Les années 80 font exploser ce que l’on nomme alors sono mondiale, grâce à l’impulsion de Radio Nova et de la bande du magazine Actuel. De chaque enquête au bout du monde, les reporters ramènent des piles de disques qui nourrissent les ondes de la radio parisienne… Mais pas seulement : nombre d’artistes africains venaient enregistrer dans la cosmopolite Montreuil et repartaient direct à l’aéroport, sans passer par la capitale. Bizot et ses dalons instaurèrent une déviation dans leurs studios où Mory Kanté, Papa Wemba et les autres se firent connaître bien avant que les majors du disque ne se penchent sur leur sort, que Khaled et le Buena Vista Social Club ne vendent des millions de disques.

L’impact du swing créole

Vaudou et compagniesMais la première star de la sono mondiale n’est ni Khaled, ni Marley, ni Dibango. C’est Louis-Moreau Gottschalk, un créole.

Presque une évidence : le premier tube world, le premier swing, ne pouvait naître qu’à la Nouvelle-Orléans.
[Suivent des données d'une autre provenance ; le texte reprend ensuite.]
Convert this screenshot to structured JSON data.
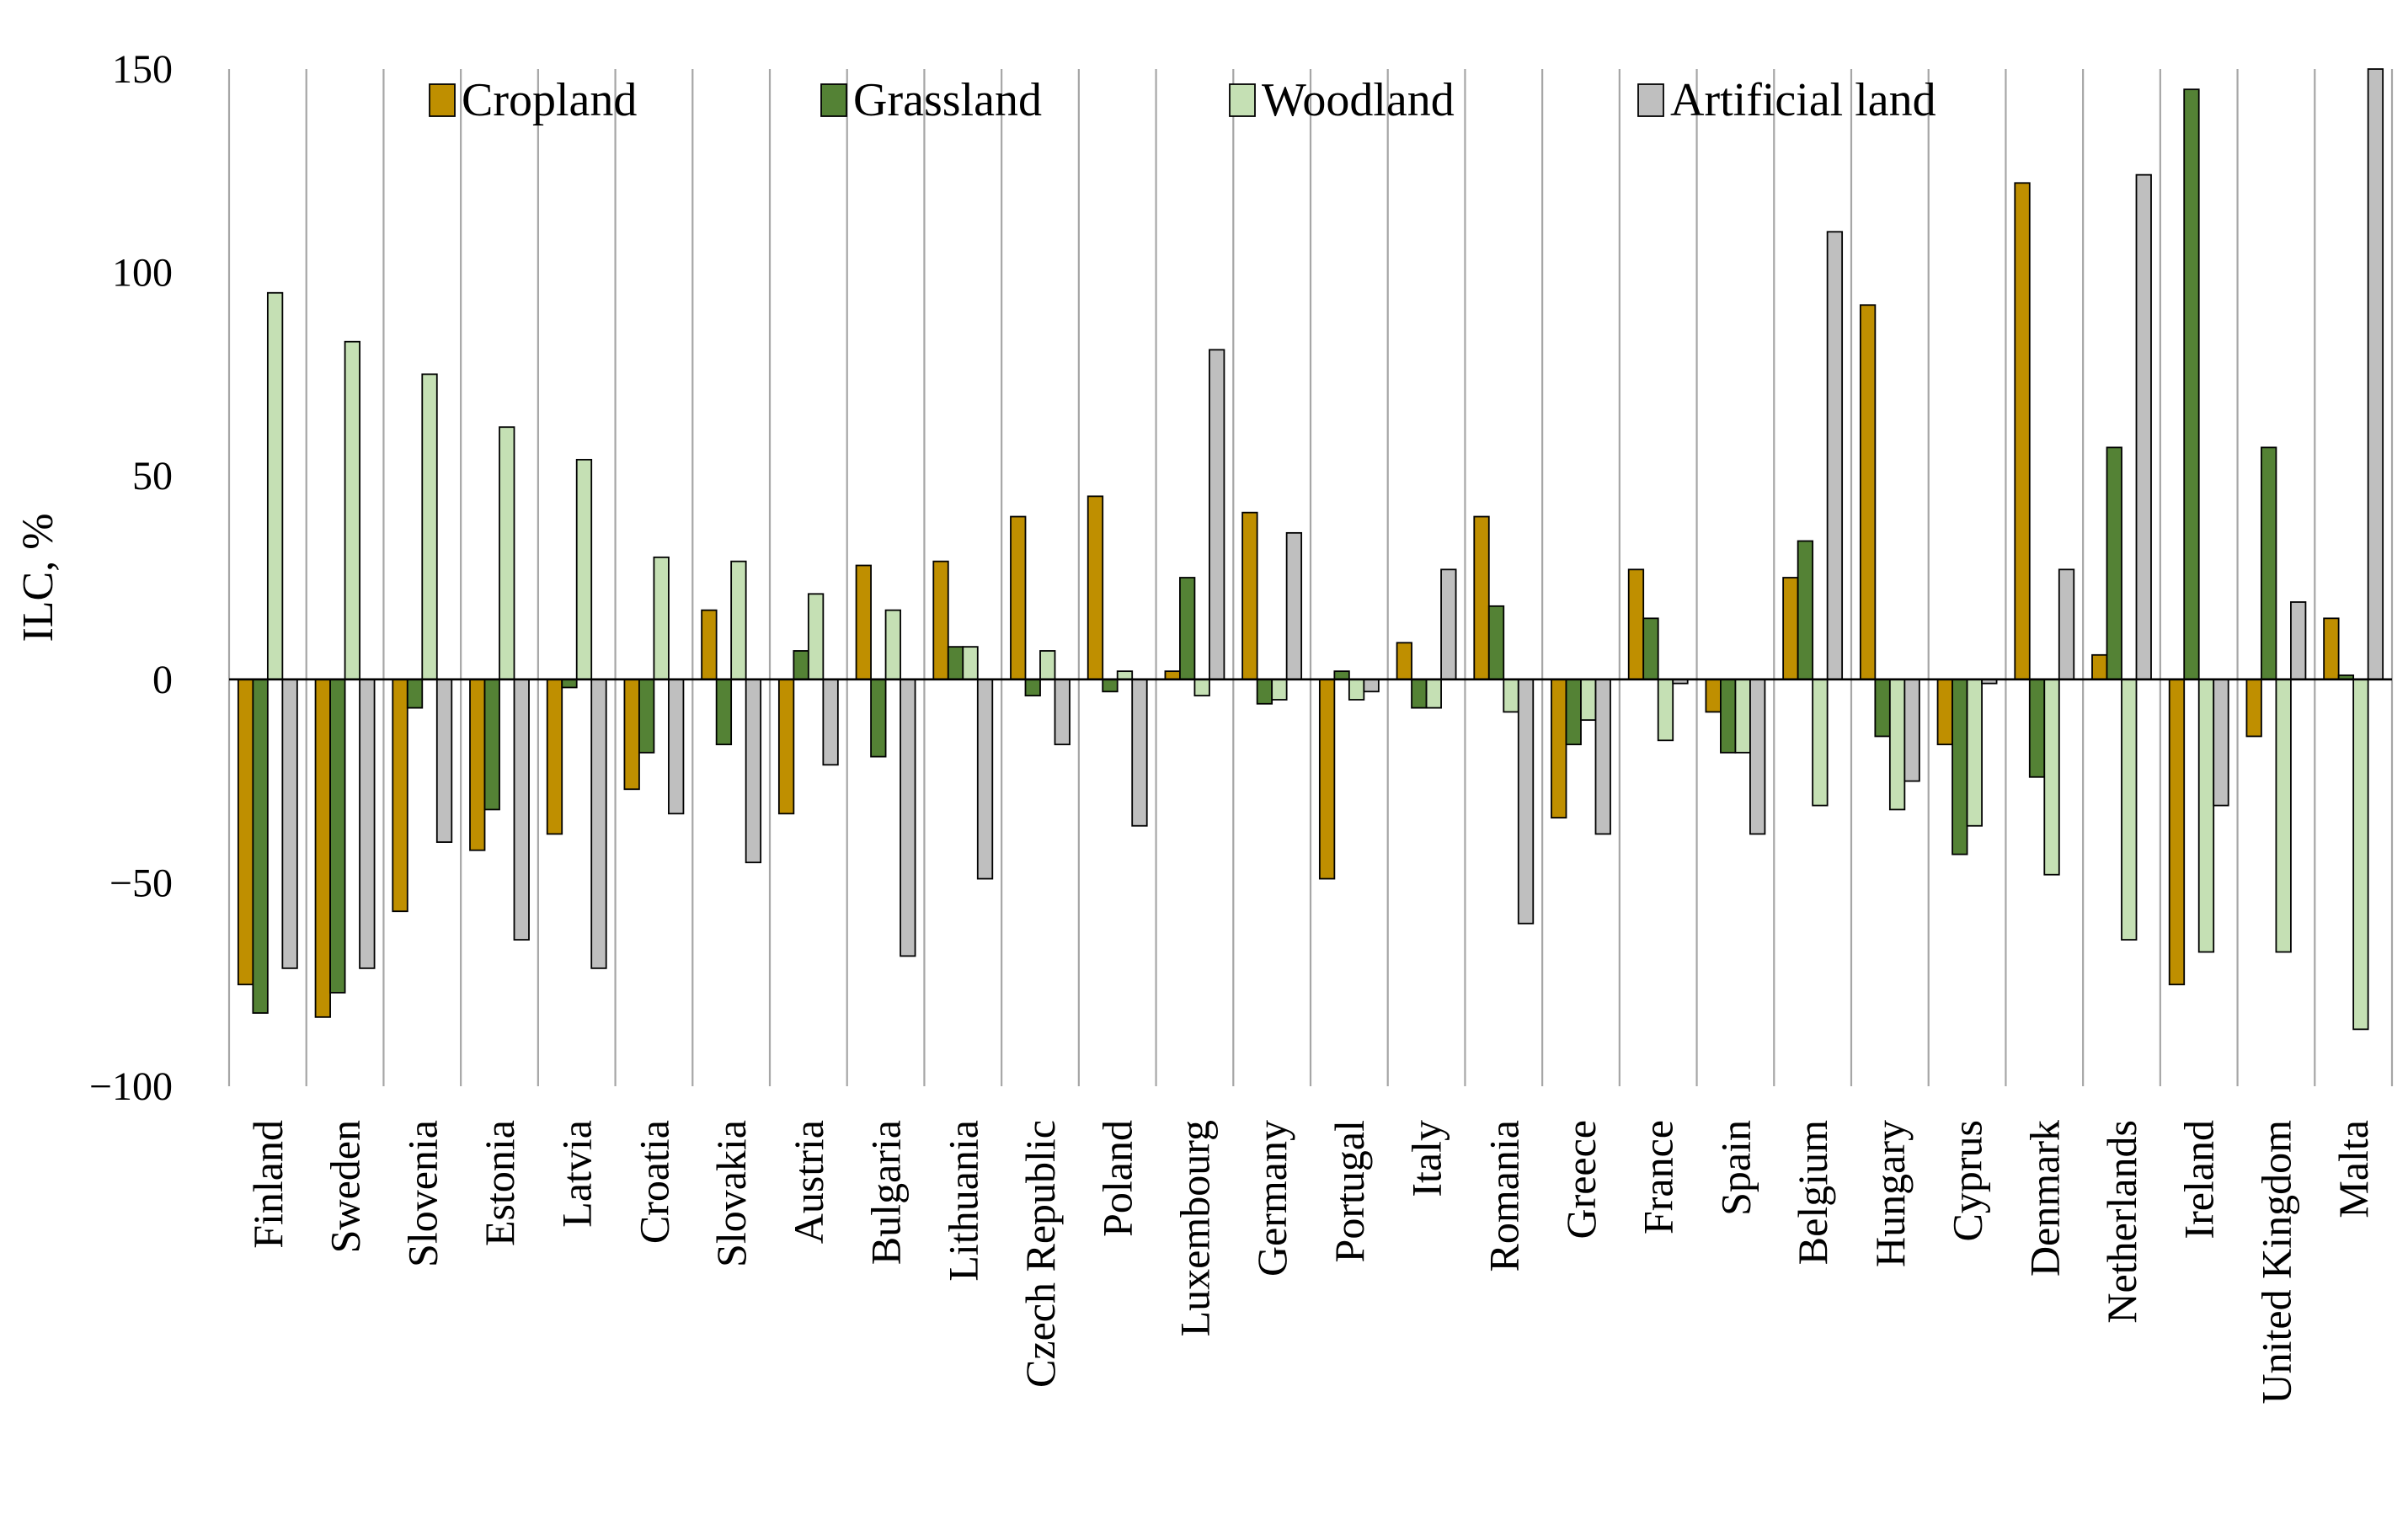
{
  "chart_data": {
    "type": "bar",
    "title": "",
    "xlabel": "",
    "ylabel": "ILC, %",
    "ylim": [
      -100,
      150
    ],
    "yticks": [
      -100,
      -50,
      0,
      50,
      100,
      150
    ],
    "ytick_labels": [
      "−100",
      "−50",
      "0",
      "50",
      "100",
      "150"
    ],
    "grid": "vertical",
    "legend_position": "top",
    "categories": [
      "Finland",
      "Sweden",
      "Slovenia",
      "Estonia",
      "Latvia",
      "Croatia",
      "Slovakia",
      "Austria",
      "Bulgaria",
      "Lithuania",
      "Czech Republic",
      "Poland",
      "Luxembourg",
      "Germany",
      "Portugal",
      "Italy",
      "Romania",
      "Greece",
      "France",
      "Spain",
      "Belgium",
      "Hungary",
      "Cyprus",
      "Denmark",
      "Netherlands",
      "Ireland",
      "United Kingdom",
      "Malta"
    ],
    "series": [
      {
        "name": "Cropland",
        "color": "#bf8f00",
        "values": [
          -75,
          -83,
          -57,
          -42,
          -38,
          -27,
          17,
          -33,
          28,
          29,
          40,
          45,
          2,
          41,
          -49,
          9,
          40,
          -34,
          27,
          -8,
          25,
          92,
          -16,
          122,
          6,
          -75,
          -14,
          15
        ]
      },
      {
        "name": "Grassland",
        "color": "#548235",
        "values": [
          -82,
          -77,
          -7,
          -32,
          -2,
          -18,
          -16,
          7,
          -19,
          8,
          -4,
          -3,
          25,
          -6,
          2,
          -7,
          18,
          -16,
          15,
          -18,
          34,
          -14,
          -43,
          -24,
          57,
          145,
          57,
          1
        ]
      },
      {
        "name": "Woodland",
        "color": "#c5e0b4",
        "values": [
          95,
          83,
          75,
          62,
          54,
          30,
          29,
          21,
          17,
          8,
          7,
          2,
          -4,
          -5,
          -5,
          -7,
          -8,
          -10,
          -15,
          -18,
          -31,
          -32,
          -36,
          -48,
          -64,
          -67,
          -67,
          -86
        ]
      },
      {
        "name": "Artificial land",
        "color": "#bfbfbf",
        "values": [
          -71,
          -71,
          -40,
          -64,
          -71,
          -33,
          -45,
          -21,
          -68,
          -49,
          -16,
          -36,
          81,
          36,
          -3,
          27,
          -60,
          -38,
          -1,
          -38,
          110,
          -25,
          -1,
          27,
          124,
          -31,
          19,
          150
        ]
      }
    ]
  }
}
Là où s’inventeront les mots de la musique cafre au siècle suivant : funk, blues et jazz sont issus du vocabulaire de cette ville de Louisiane.
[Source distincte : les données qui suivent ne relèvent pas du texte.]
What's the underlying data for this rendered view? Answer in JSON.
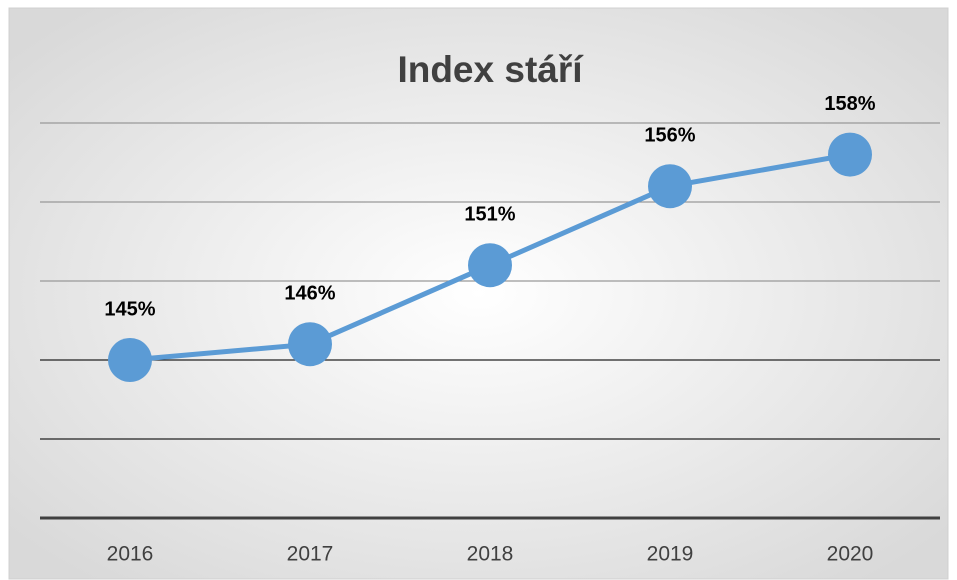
{
  "chart_data": {
    "type": "line",
    "title": "Index stáří",
    "categories": [
      "2016",
      "2017",
      "2018",
      "2019",
      "2020"
    ],
    "values": [
      145,
      146,
      151,
      156,
      158
    ],
    "value_labels": [
      "145%",
      "146%",
      "151%",
      "156%",
      "158%"
    ],
    "color": "#5b9bd5",
    "ylim": [
      135,
      160
    ],
    "yticks": [
      135,
      140,
      145,
      150,
      155,
      160
    ],
    "grid": true
  }
}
C’était en 1848. L’année de l’abolition de l’esclavage, en France. A cette époque, ce n’était pas les ventes de disques qui faisait foi mais celles de partitions. Gottschalk eut ses admirateurs célèbres : Chopin et Berlioz, avec qui il correspondra régulièrement. Victor Hugo, Théophile Gautier et l’impératrice d’Espagne figuraient aussi au rang de ses fans. Le virtuose joua aux Etats-Unis, à Cuba, à Moscou, à Rio de Janeiro… Une tournée digne d’une pop star, non ?
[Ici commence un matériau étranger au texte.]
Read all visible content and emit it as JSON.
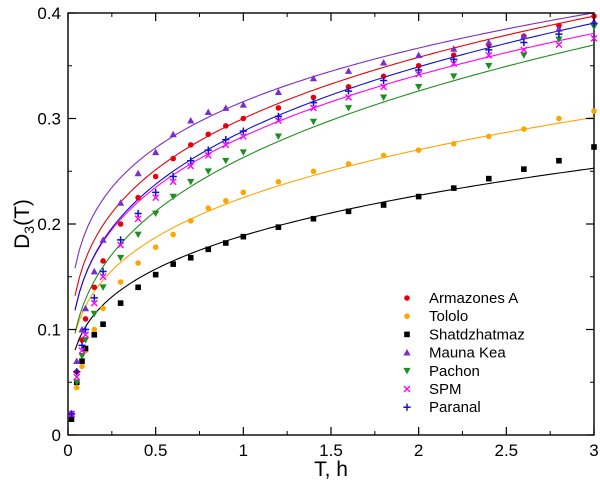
{
  "chart_data": {
    "type": "scatter",
    "title": "",
    "xlabel": "T, h",
    "ylabel_main": "D",
    "ylabel_sub": "3",
    "ylabel_tail": "(T)",
    "xlim": [
      0,
      3
    ],
    "ylim": [
      0,
      0.4
    ],
    "xticks": [
      0,
      0.5,
      1,
      1.5,
      2,
      2.5,
      3
    ],
    "xtick_labels": [
      "0",
      "0.5",
      "1",
      "1.5",
      "2",
      "2.5",
      "3"
    ],
    "yticks": [
      0,
      0.1,
      0.2,
      0.3,
      0.4
    ],
    "ytick_labels": [
      "0",
      "0.1",
      "0.2",
      "0.3",
      "0.4"
    ],
    "grid": false,
    "legend_position": "bottom-right",
    "series": [
      {
        "name": "Armazones A",
        "color": "#e8000b",
        "marker": "circle",
        "values": [
          [
            0.02,
            0.02
          ],
          [
            0.05,
            0.06
          ],
          [
            0.08,
            0.09
          ],
          [
            0.1,
            0.11
          ],
          [
            0.15,
            0.14
          ],
          [
            0.2,
            0.165
          ],
          [
            0.3,
            0.2
          ],
          [
            0.4,
            0.225
          ],
          [
            0.5,
            0.245
          ],
          [
            0.6,
            0.262
          ],
          [
            0.7,
            0.275
          ],
          [
            0.8,
            0.285
          ],
          [
            0.9,
            0.293
          ],
          [
            1.0,
            0.3
          ],
          [
            1.2,
            0.31
          ],
          [
            1.4,
            0.32
          ],
          [
            1.6,
            0.33
          ],
          [
            1.8,
            0.34
          ],
          [
            2.0,
            0.35
          ],
          [
            2.2,
            0.36
          ],
          [
            2.4,
            0.37
          ],
          [
            2.6,
            0.378
          ],
          [
            2.8,
            0.388
          ],
          [
            3.0,
            0.397
          ]
        ]
      },
      {
        "name": "Tololo",
        "color": "#ffa500",
        "marker": "circle",
        "values": [
          [
            0.02,
            0.02
          ],
          [
            0.05,
            0.045
          ],
          [
            0.08,
            0.065
          ],
          [
            0.1,
            0.08
          ],
          [
            0.15,
            0.1
          ],
          [
            0.2,
            0.12
          ],
          [
            0.3,
            0.145
          ],
          [
            0.4,
            0.163
          ],
          [
            0.5,
            0.178
          ],
          [
            0.6,
            0.19
          ],
          [
            0.7,
            0.203
          ],
          [
            0.8,
            0.215
          ],
          [
            0.9,
            0.222
          ],
          [
            1.0,
            0.23
          ],
          [
            1.2,
            0.24
          ],
          [
            1.4,
            0.25
          ],
          [
            1.6,
            0.257
          ],
          [
            1.8,
            0.265
          ],
          [
            2.0,
            0.27
          ],
          [
            2.2,
            0.276
          ],
          [
            2.4,
            0.283
          ],
          [
            2.6,
            0.29
          ],
          [
            2.8,
            0.3
          ],
          [
            3.0,
            0.307
          ]
        ]
      },
      {
        "name": "Shatdzhatmaz",
        "color": "#000000",
        "marker": "square",
        "values": [
          [
            0.02,
            0.015
          ],
          [
            0.05,
            0.05
          ],
          [
            0.08,
            0.07
          ],
          [
            0.1,
            0.082
          ],
          [
            0.15,
            0.095
          ],
          [
            0.2,
            0.105
          ],
          [
            0.3,
            0.125
          ],
          [
            0.4,
            0.14
          ],
          [
            0.5,
            0.152
          ],
          [
            0.6,
            0.162
          ],
          [
            0.7,
            0.168
          ],
          [
            0.8,
            0.176
          ],
          [
            0.9,
            0.182
          ],
          [
            1.0,
            0.188
          ],
          [
            1.2,
            0.197
          ],
          [
            1.4,
            0.205
          ],
          [
            1.6,
            0.212
          ],
          [
            1.8,
            0.218
          ],
          [
            2.0,
            0.226
          ],
          [
            2.2,
            0.234
          ],
          [
            2.4,
            0.243
          ],
          [
            2.6,
            0.252
          ],
          [
            2.8,
            0.26
          ],
          [
            3.0,
            0.273
          ]
        ]
      },
      {
        "name": "Mauna Kea",
        "color": "#7a2ec9",
        "marker": "triangle-up",
        "values": [
          [
            0.02,
            0.02
          ],
          [
            0.05,
            0.07
          ],
          [
            0.08,
            0.1
          ],
          [
            0.1,
            0.12
          ],
          [
            0.15,
            0.155
          ],
          [
            0.2,
            0.185
          ],
          [
            0.3,
            0.22
          ],
          [
            0.4,
            0.248
          ],
          [
            0.5,
            0.268
          ],
          [
            0.6,
            0.285
          ],
          [
            0.7,
            0.298
          ],
          [
            0.8,
            0.306
          ],
          [
            0.9,
            0.31
          ],
          [
            1.0,
            0.313
          ],
          [
            1.2,
            0.325
          ],
          [
            1.4,
            0.338
          ],
          [
            1.6,
            0.345
          ],
          [
            1.8,
            0.353
          ],
          [
            2.0,
            0.36
          ],
          [
            2.2,
            0.366
          ],
          [
            2.4,
            0.372
          ],
          [
            2.6,
            0.378
          ],
          [
            2.8,
            0.385
          ],
          [
            3.0,
            0.392
          ]
        ]
      },
      {
        "name": "Pachon",
        "color": "#1e8f1e",
        "marker": "triangle-down",
        "values": [
          [
            0.02,
            0.02
          ],
          [
            0.05,
            0.05
          ],
          [
            0.08,
            0.075
          ],
          [
            0.1,
            0.09
          ],
          [
            0.15,
            0.115
          ],
          [
            0.2,
            0.14
          ],
          [
            0.3,
            0.168
          ],
          [
            0.4,
            0.19
          ],
          [
            0.5,
            0.21
          ],
          [
            0.6,
            0.226
          ],
          [
            0.7,
            0.24
          ],
          [
            0.8,
            0.25
          ],
          [
            0.9,
            0.26
          ],
          [
            1.0,
            0.268
          ],
          [
            1.2,
            0.283
          ],
          [
            1.4,
            0.297
          ],
          [
            1.6,
            0.31
          ],
          [
            1.8,
            0.32
          ],
          [
            2.0,
            0.33
          ],
          [
            2.2,
            0.34
          ],
          [
            2.4,
            0.35
          ],
          [
            2.6,
            0.36
          ],
          [
            2.8,
            0.375
          ],
          [
            3.0,
            0.387
          ]
        ]
      },
      {
        "name": "SPM",
        "color": "#ff00ff",
        "marker": "x",
        "values": [
          [
            0.02,
            0.02
          ],
          [
            0.05,
            0.055
          ],
          [
            0.08,
            0.08
          ],
          [
            0.1,
            0.095
          ],
          [
            0.15,
            0.125
          ],
          [
            0.2,
            0.15
          ],
          [
            0.3,
            0.18
          ],
          [
            0.4,
            0.205
          ],
          [
            0.5,
            0.225
          ],
          [
            0.6,
            0.24
          ],
          [
            0.7,
            0.255
          ],
          [
            0.8,
            0.265
          ],
          [
            0.9,
            0.275
          ],
          [
            1.0,
            0.283
          ],
          [
            1.2,
            0.298
          ],
          [
            1.4,
            0.31
          ],
          [
            1.6,
            0.32
          ],
          [
            1.8,
            0.33
          ],
          [
            2.0,
            0.342
          ],
          [
            2.2,
            0.352
          ],
          [
            2.4,
            0.36
          ],
          [
            2.6,
            0.365
          ],
          [
            2.8,
            0.37
          ],
          [
            3.0,
            0.376
          ]
        ]
      },
      {
        "name": "Paranal",
        "color": "#1010d0",
        "marker": "plus",
        "values": [
          [
            0.02,
            0.02
          ],
          [
            0.05,
            0.06
          ],
          [
            0.08,
            0.085
          ],
          [
            0.1,
            0.1
          ],
          [
            0.15,
            0.13
          ],
          [
            0.2,
            0.155
          ],
          [
            0.3,
            0.185
          ],
          [
            0.4,
            0.21
          ],
          [
            0.5,
            0.23
          ],
          [
            0.6,
            0.245
          ],
          [
            0.7,
            0.26
          ],
          [
            0.8,
            0.27
          ],
          [
            0.9,
            0.28
          ],
          [
            1.0,
            0.288
          ],
          [
            1.2,
            0.302
          ],
          [
            1.4,
            0.315
          ],
          [
            1.6,
            0.326
          ],
          [
            1.8,
            0.336
          ],
          [
            2.0,
            0.346
          ],
          [
            2.2,
            0.356
          ],
          [
            2.4,
            0.365
          ],
          [
            2.6,
            0.372
          ],
          [
            2.8,
            0.38
          ],
          [
            3.0,
            0.39
          ]
        ]
      }
    ],
    "fits": [
      {
        "series": "Armazones A",
        "a": 0.3,
        "b": 0.255
      },
      {
        "series": "Tololo",
        "a": 0.225,
        "b": 0.265
      },
      {
        "series": "Shatdzhatmaz",
        "a": 0.189,
        "b": 0.265
      },
      {
        "series": "Mauna Kea",
        "a": 0.316,
        "b": 0.215
      },
      {
        "series": "Pachon",
        "a": 0.263,
        "b": 0.31
      },
      {
        "series": "SPM",
        "a": 0.283,
        "b": 0.27
      },
      {
        "series": "Paranal",
        "a": 0.288,
        "b": 0.277
      }
    ]
  }
}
Ce fameux tube, La Bamboula, fut composé à l’âge de 15 ans ; pas encore vraiment un swing, c’est une variante de quadrille reprenant un air traditionnel créole, Quan’ Patate la Cuite na va Mangé Li, entendu à Congo Square, le centre névralgique de la scène musicale à la Nouvelle-Orléans.

Un critique de la revue La France Musicale, en mars 1849, se montra particulièrement enthousiaste : « Qui ne connaît le Bamboula ? Gottschalk a composé divers morceaux, un entr’autres qui est un chef d’œuvre. Ce morceau se nomme Bamboula. Dix fois j’ai entendu ce Bamboula dans les salons de Mme Merlin, de M. Orilla, du marquis d’Abaunza, etc, et dix fois le jeune artiste a dû le répéter aux acclamations les plus chaleureuses. Bamboula est une poésie musicale qui défie l’analyse, et Gottschalk est un pianiste dont le nom est inscrit au front de la popularité. Voilà son horoscope : il marchera à côté des étoiles du piano, et au milieu des applaudissements et des triomphes. »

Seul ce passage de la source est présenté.